Mortality of baby cheetahs is staggeringly high. Part of this is because of the difficulties of hunting described above; but also, young cheetahs are very small and vulnerable, and everything from lions to secretary birds will prey on them. Open habitats, that afford good hunting conditions to the adults, leave the cubs very exposed to predators. On the Serengeti Plains, for instance, only one out of twenty cheetah cubs survive to the point of independence. In more diverse habitats, with large open expanses in which their mother can hunt as well as areas with scrub and bushes in which they can hide, cheetah cubs have a better chance.
Taking all of this into consideration, it is clear that cheetahs have a hard life. They need very special environments; they need specific species of prey. They will always play second fiddle to larger predators, and probably never were very abundant. And yet, they've done quite well, historically. Cheetahs used to occur widely in the more open regions of Africa, even in the Sahara Desert, and also occurred in the Middle East and as far as the plains of central Asia. Prehistorically, a large species of cheetah occurred in Asia and was a contemporary of early humans. . . it being speculated that it might even have preyed upon them. This giant cheetah might have differed in its lifestyle from the present species, though.
But at present, cheetahs are in grave peril. They have been almost completely exterminated from Asia, and in Africa they are rare outside large national parks. They have lost much of their range to agriculture and livestock farming, and are persecuted by humans. They're also hunted for furs, even though this is illegal in most African countries. But it seems that even before these present persecutions, cheetahs had suffered some form of calamity. Tests have shown them over their entire range, including Asia, to have extremely little genetic diversity. They are all quite closely related to each other. This may be because at some point in the past, perhaps about 10 000 years ago, they had been reduced to a very small and uniform population, and then increased and spread out again. This is called a 'genetic bottleneck'. Their close-relatedness makes them very vulnerable to inbreeding and to the effects of diseases. Thus it is imperative to preserve as much of their genetic diversity as possible.
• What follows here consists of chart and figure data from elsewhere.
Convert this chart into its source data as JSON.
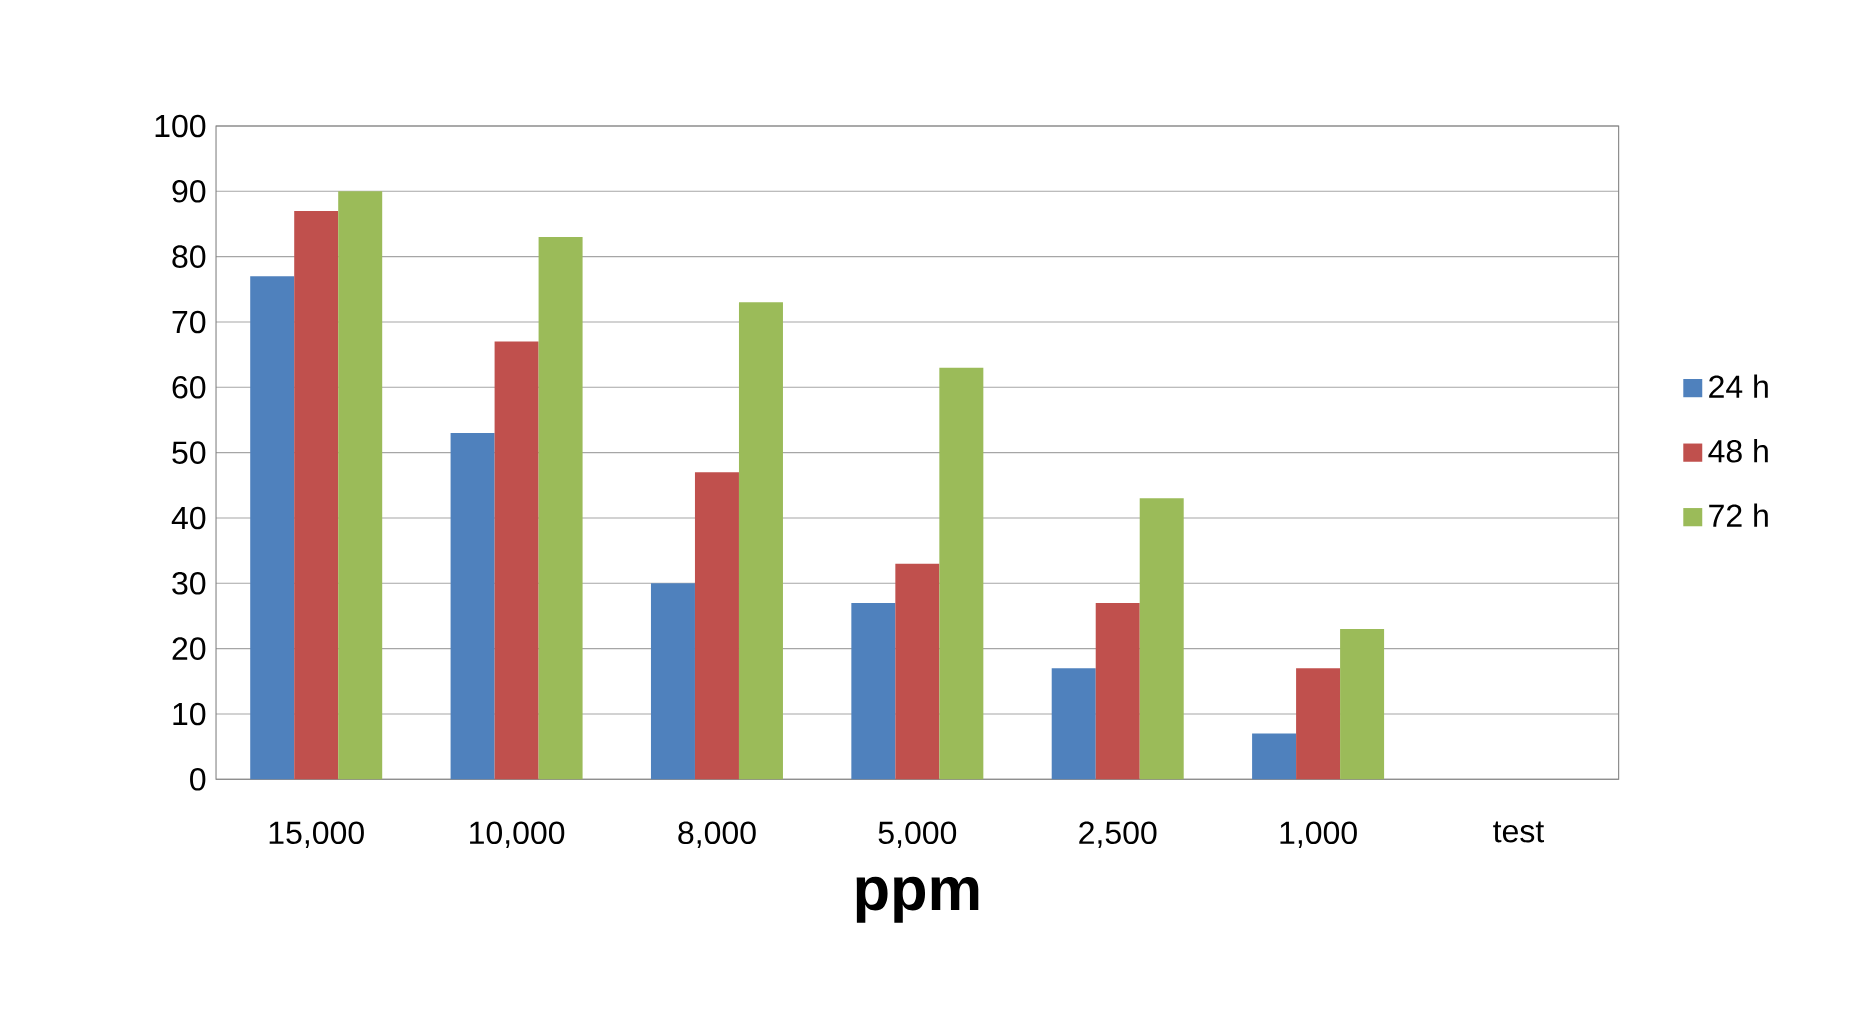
{
  "chart_data": {
    "type": "bar",
    "xlabel": "ppm",
    "categories": [
      "15,000",
      "10,000",
      "8,000",
      "5,000",
      "2,500",
      "1,000",
      "test"
    ],
    "series": [
      {
        "name": "24 h",
        "color": "#4f81bd",
        "values": [
          77,
          53,
          30,
          27,
          17,
          7,
          0
        ]
      },
      {
        "name": "48 h",
        "color": "#c0504d",
        "values": [
          87,
          67,
          47,
          33,
          27,
          17,
          0
        ]
      },
      {
        "name": "72 h",
        "color": "#9bbb59",
        "values": [
          90,
          83,
          73,
          63,
          43,
          23,
          0
        ]
      }
    ],
    "ylim": [
      0,
      100
    ],
    "yticks": [
      0,
      10,
      20,
      30,
      40,
      50,
      60,
      70,
      80,
      90,
      100
    ],
    "grid": "y",
    "legend": "right"
  }
}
Despite the lack of diversity at the gene level, cheetahs do display significant outward diversity, with individuals ranging from very pale and with sparse spotting (such as in desert cheetahs) to the very boldly and strikingly spotted and striped forms called 'King Cheetahs'. These were in the past considered to be a different species, Acinonyx rex. Today it is known that these are just regular cheetahs that have a coat pattern mutation caused by a recessive gene. Consequently, 'king' cheetahs can be born to normal parents, and vice versa. Other mutations include spotless cheetahs, or all-black ones, like black leopards or panthers. These are very rare though.
In some parts of Africa much is done to conserve cheetahs. There are numerous special breeding initiatives in South Africa such as at Ann Van Dyk/De Wildt Cheetah Centre. Cheetahs are sometimes tamed. They are not nearly as dangerous as other big cats such as leopards, lions or tigers. One day we (parents, sister, her husband and son, and I) were at a local hotel and restaurant, and on the grounds we met some young cheetahs being taken for a walk on leashes. They were very friendly and enjoyed us stroking them! It was a delightful experience.